In two days, my Alex will be seven years old. And while we celebrate February 28th as the day he came into the world, a small part of me always privately remembers February 26th as the day I went into labor. Alex should have been born on Feb. 26th. My water broke early in the morning followed by strong and fairly consistent contractions… there was no reason to think I wouldn’t be holding my baby in my arms by the end of the day.

Except that by the end of the day, I wasn’t. And I wasn’t holding him by the end of Feb. 27th either.

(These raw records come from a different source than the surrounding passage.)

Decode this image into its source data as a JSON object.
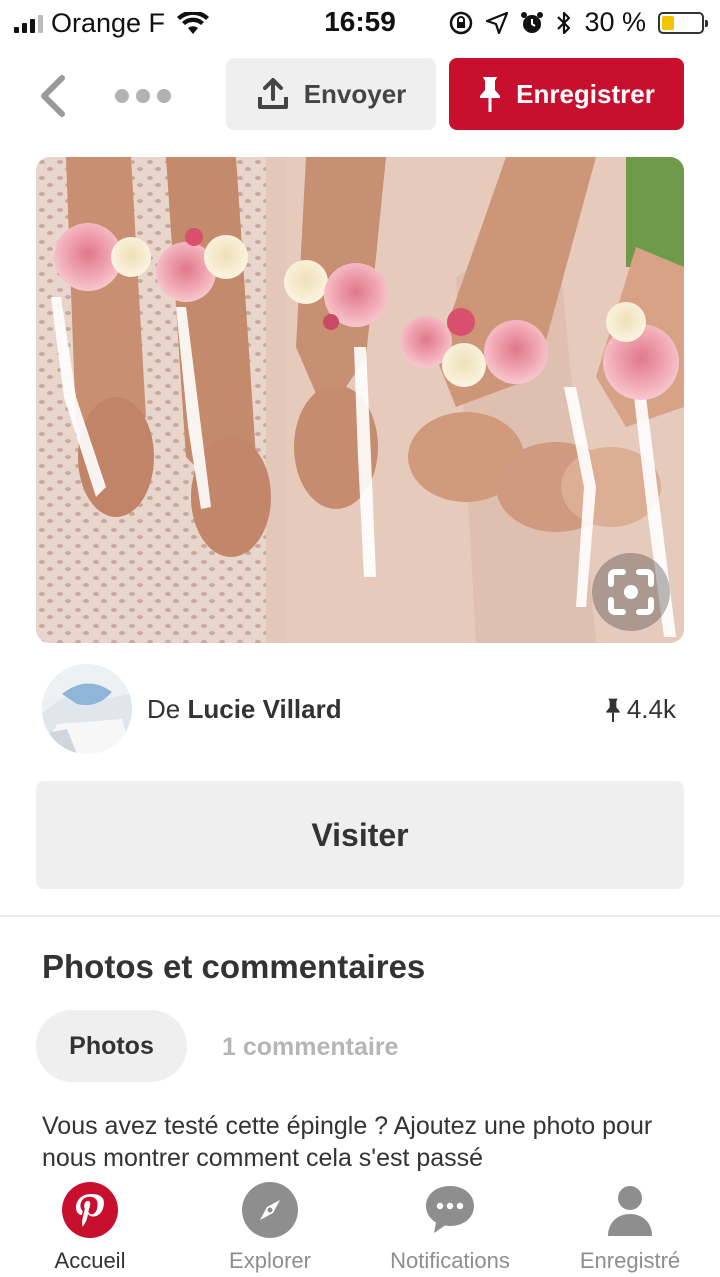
{
  "status_bar": {
    "carrier": "Orange F",
    "time": "16:59",
    "battery_percent": "30 %"
  },
  "top_bar": {
    "send_label": "Envoyer",
    "save_label": "Enregistrer"
  },
  "pin": {
    "author_prefix": "De",
    "author_name": "Lucie Villard",
    "save_count": "4.4k"
  },
  "visit": {
    "label": "Visiter"
  },
  "section": {
    "title": "Photos et commentaires",
    "tabs": [
      {
        "label": "Photos",
        "active": true
      },
      {
        "label": "1 commentaire",
        "active": false
      }
    ],
    "prompt": "Vous avez testé cette épingle ? Ajoutez une photo pour nous montrer comment cela s'est passé"
  },
  "bottom_nav": {
    "items": [
      {
        "label": "Accueil",
        "icon": "pinterest-logo-icon",
        "active": true
      },
      {
        "label": "Explorer",
        "icon": "compass-icon",
        "active": false
      },
      {
        "label": "Notifications",
        "icon": "speech-bubble-icon",
        "active": false
      },
      {
        "label": "Enregistré",
        "icon": "profile-icon",
        "active": false
      }
    ]
  },
  "colors": {
    "brand_red": "#c8102e",
    "button_gray": "#efefef",
    "text_dark": "#333333",
    "text_muted": "#b5b5b5"
  }
}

It wasn’t until almost the end of the third day, Feb. 28th, that he finally came howling into the delivery room of a small Japanese clinic.

I was in labor for 64 hours. Without drugs. Without an epidural.

Even now, I can hardly believe it. I don’t consider myself a person who has a very high pain tolerance. And yet I got through it. And then I went on to give birth twice more — without drugs and without epidurals.

Even now, I am amazed. Amazed at my own strength. Amazed that both I and my baby came through that experience safe and healthy. Amazed that it did not end in a c-section. Amazed that I had the courage to have another baby after that experience! Amazed at the miracle of life.

Someday, I keep telling myself, I will write this story down, in all its excruciating and beautiful detail. Someday, I will do it, but not tonight. Tonight, I simply remember and give thanks.